Here’s my story about that meeting, from our archives:
“MT. DIABLO TRUSTEES CLAIM VIOLATION OF BROWN ACT
Published Friday, 10/24/2008
Page Number: 4
Section Letter: A
By Theresa Harrington
CONCORD — Mt. Diablo school board members Gary Eberhart and Paul Strange accused fellow board members of violating the state’s open meeting law after a contentious Saturday morning vote about school air conditioning.
‘I abstain because I believe the board is committing a misdemeanor and violating the Brown Act, and I can’t be a part of that,’ Eberhart said. The board majority voted to spend $10.2 million to air condition four schools.
Strange also abstained, saying that the superintendent should have included an engineer’s report – which compared different air conditioning systems – in the meeting agenda packet, since trustees relied on that information for their deliberations. The Brown Act requires public agencies to provide materials distributed to board members to the public, unless the information is confidential.

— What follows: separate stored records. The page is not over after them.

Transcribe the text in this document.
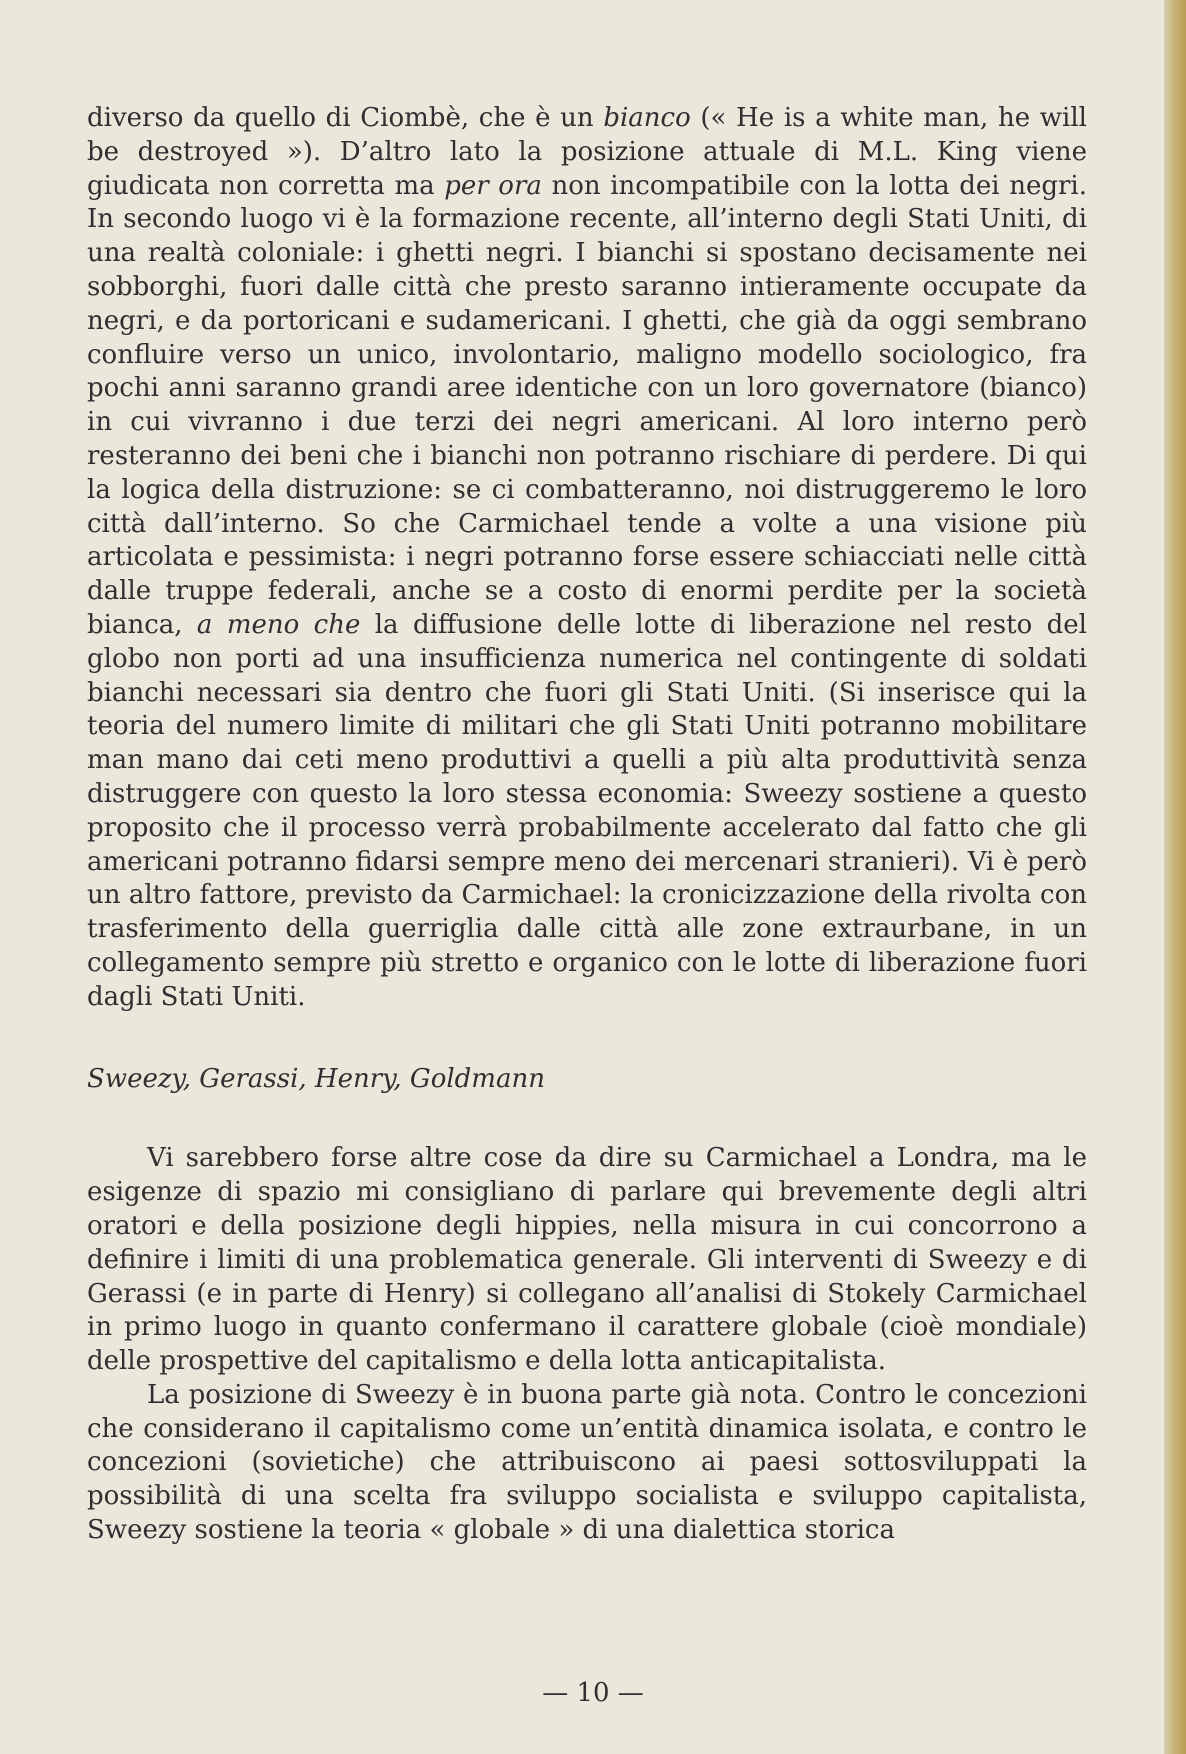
diverso da quello di Ciombè, che è un bianco (« He is a white man, he will be destroyed »). D’altro lato la posizione attuale di M.L. King viene giudicata non corretta ma per ora non incompatibile con la lotta dei negri. In secondo luogo vi è la formazione recente, all’interno degli Stati Uniti, di una realtà coloniale: i ghetti negri. I bianchi si spostano decisamente nei sobborghi, fuori dalle città che presto saranno intieramente occupate da negri, e da portoricani e sudamericani. I ghetti, che già da oggi sembrano confluire verso un unico, involontario, maligno modello sociologico, fra pochi anni saranno grandi aree identiche con un loro governatore (bianco) in cui vivranno i due terzi dei negri americani. Al loro interno però resteranno dei beni che i bianchi non potranno rischiare di perdere. Di qui la logica della distruzione: se ci combatteranno, noi distruggeremo le loro città dall’interno. So che Carmichael tende a volte a una visione più articolata e pessimista: i negri potranno forse essere schiacciati nelle città dalle truppe federali, anche se a costo di enormi perdite per la società bianca, a meno che la diffusione delle lotte di liberazione nel resto del globo non porti ad una insufficienza numerica nel contingente di soldati bianchi necessari sia dentro che fuori gli Stati Uniti. (Si inserisce qui la teoria del numero limite di militari che gli Stati Uniti potranno mobilitare man mano dai ceti meno produttivi a quelli a più alta produttività senza distruggere con questo la loro stessa economia: Sweezy sostiene a questo proposito che il processo verrà probabilmente accelerato dal fatto che gli americani potranno fidarsi sempre meno dei mercenari stranieri). Vi è però un altro fattore, previsto da Carmichael: la cronicizzazione della rivolta con trasferimento della guerriglia dalle città alle zone extraurbane, in un collegamento sempre più stretto e organico con le lotte di liberazione fuori dagli Stati Uniti.

Sweezy, Gerassi, Henry, Goldmann

Vi sarebbero forse altre cose da dire su Carmichael a Londra, ma le esigenze di spazio mi consigliano di parlare qui brevemente degli altri oratori e della posizione degli hippies, nella misura in cui concorrono a definire i limiti di una problematica generale. Gli interventi di Sweezy e di Gerassi (e in parte di Henry) si collegano all’analisi di Stokely Carmichael in primo luogo in quanto confermano il carattere globale (cioè mondiale) delle prospettive del capitalismo e della lotta anticapitalista.

La posizione di Sweezy è in buona parte già nota. Contro le concezioni che considerano il capitalismo come un’entità dinamica isolata, e contro le concezioni (sovietiche) che attribuiscono ai paesi sottosviluppati la possibilità di una scelta fra sviluppo socialista e sviluppo capitalista, Sweezy sostiene la teoria « globale » di una dialettica storica

— 10 —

Board members received the engineer’s four-page report and an attached table of estimated construction costs, along with a memo from the district’s director of maintenance and operations, in a packet of materials distributed to them by Superintendent Gary McHenry. But when the board discussed different air conditioning options Oct. 14, the agenda packet did not include the report.
At that time, Strange said that the board should delay voting until Oct. 18, so the report could be provided to the public. He and Eberhart were stunned to find that the report was not included in the Saturday packet.
Dick Nicoll, assistant superintendent for administrative services, said the report was provided to the Times and was available to anyone who requested it. However, Strange and Eberhart said the public should not have to call the district to ask if anything was left out of the packet.
Peter Scheer, executive director of the California First Amendment Coalition, agrees.
‘There’s no excuse for not including it,’ he said.
To correct the mistake, Scheer said, the board should vote again, including the report in its agenda packet. If it does not, a contractor or anyone else could sue the district, alleging the vote was invalid, he said.”
Here is a link to the official minutes of that meeting: http://www.mdusd.k12.ca.us/mdusd/board_of_education/minutes/0809/10-18-08.pdf
The Brown Act discussion is under Item 4.1.
Similarly, Alicia Minyen says she thinks the board should vote over on the April 23 bond resolution. But, since it appears the bonds may have already been sold, it may be a moot point.
Eberhart’s insistence at the April 23 meeting that it wasn’t necessary to publicly present the bond documents is in stark contrast to his view of the Brown Act in 2008.
Do you believe the district has violated the Brown Act by failing to publicly present the bond documents at its April 23 meeting?